The same old anti-oss story
November 19th, 2003 by HenAn editorial at osnews.com: http://www.osnews.com/story.php?news_id=5180 suggests that open source documentation is in a terrible state and highly inferior to commercial documentation.
This is complete nonsense.
SuSE vs OS X vs Windows XP. The only one to provide any documentation worth a damn was SuSE. I recently installed OpenBSD based on a No Starch Press book, it was great. If I look for a Windows XP book, they seem to nearly all be ‘Blah blah for dummies’ books.
The same argument is given for support, and yet I’m still looking forward to the day commercial support gives me a feel-good moment. I always spend the time wondering why we’re paying someone to give us newsgroup like service.
Best language books? The O’Reilly Perl series.
How many commercial products have mail list archives I can look at? Some of the more open ones do, but the classic corporate ones are nice and hidden. The more private the support, the worst the archive.
Blogs are another good advantage for open source. Commercial products have nice ‘do-not-blog’ management that doesn’t allow people involved in a product to discuss it outside of marketing. Open source products are truthful.
Lastly there’s the classic open source support advantage. You talk to the developers, and not a tiered first to fourth support system, or some third party company [ie Dell] who are not the company who created the product you are using [Windows XP].
This applies to documentation too. Developers are a lot closer to the documentation and they’re not based vaguely on the requirements which might not be fully realised in the product.

November 21st, 2003 at 8:39 am
I agree that the “poor docs, poor support” rap against OSS is comletely bogus. I have referred more people to the tomcat docs, for example, for understanding how classloading, jndi resources, servlet contexts, etc. work (in any J2EE web container) than any other place (including docs for commercial containers). Of course, just like the commercial docs, some OSS docs are *much* better than others.

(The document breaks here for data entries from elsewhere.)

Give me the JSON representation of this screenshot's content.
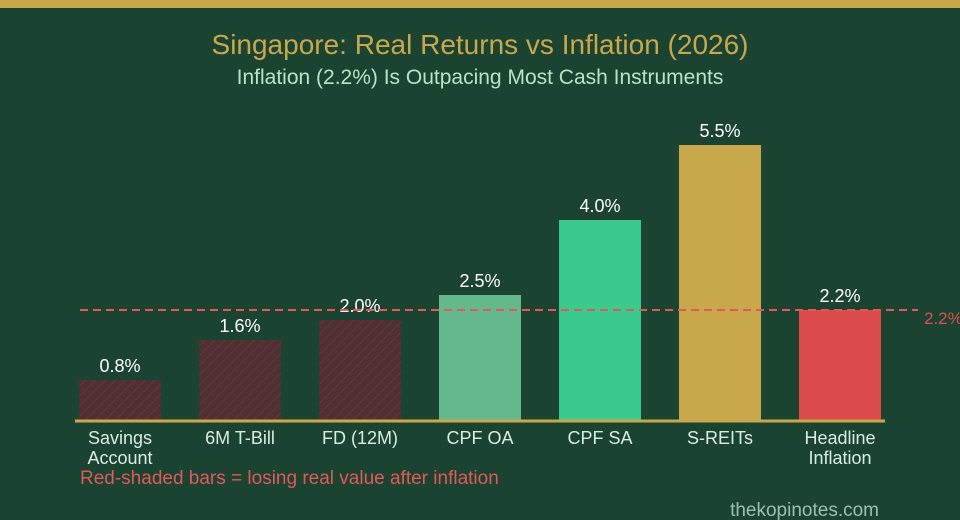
{
  "chart_data": {
    "type": "bar",
    "title": "Singapore: Real Returns vs Inflation (2026)",
    "subtitle": "Inflation (2.2%) Is Outpacing Most Cash Instruments",
    "categories": [
      "Savings Account",
      "6M T-Bill",
      "FD (12M)",
      "CPF OA",
      "CPF SA",
      "S-REITs",
      "Headline Inflation"
    ],
    "category_lines": [
      [
        "Savings",
        "Account"
      ],
      [
        "6M T-Bill"
      ],
      [
        "FD (12M)"
      ],
      [
        "CPF OA"
      ],
      [
        "CPF SA"
      ],
      [
        "S-REITs"
      ],
      [
        "Headline",
        "Inflation"
      ]
    ],
    "values": [
      0.8,
      1.6,
      2.0,
      2.5,
      4.0,
      5.5,
      2.2
    ],
    "value_labels": [
      "0.8%",
      "1.6%",
      "2.0%",
      "2.5%",
      "4.0%",
      "5.5%",
      "2.2%"
    ],
    "bar_colors": [
      "#4f2f31",
      "#4f2f31",
      "#4f2f31",
      "#63b98d",
      "#3bc98d",
      "#c9a84c",
      "#dc4b4b"
    ],
    "hatched": [
      true,
      true,
      true,
      false,
      false,
      false,
      false
    ],
    "ylim": [
      0,
      6
    ],
    "reference_line": {
      "value": 2.2,
      "label": "2.2%",
      "color": "#e05a5a",
      "style": "dashed"
    },
    "grid": false,
    "note": "Red-shaded bars = losing real value after inflation",
    "source": "thekopinotes.com"
  },
  "colors": {
    "background": "#1b4332",
    "accent": "#c9a84c",
    "axis": "#c9a84c"
  }
}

The really big deal, however, is support. I have often thought about doing an empirical study comparing “mean time to problem resolution” for open source vs. commercial products. For an active, large-community product like, e.g., struts or tomcat, questions are often fully and correctly answered in minutes when posted to the user list. For commercial products, days or weeks are not uncommon.
Has anyone every done this kind of research?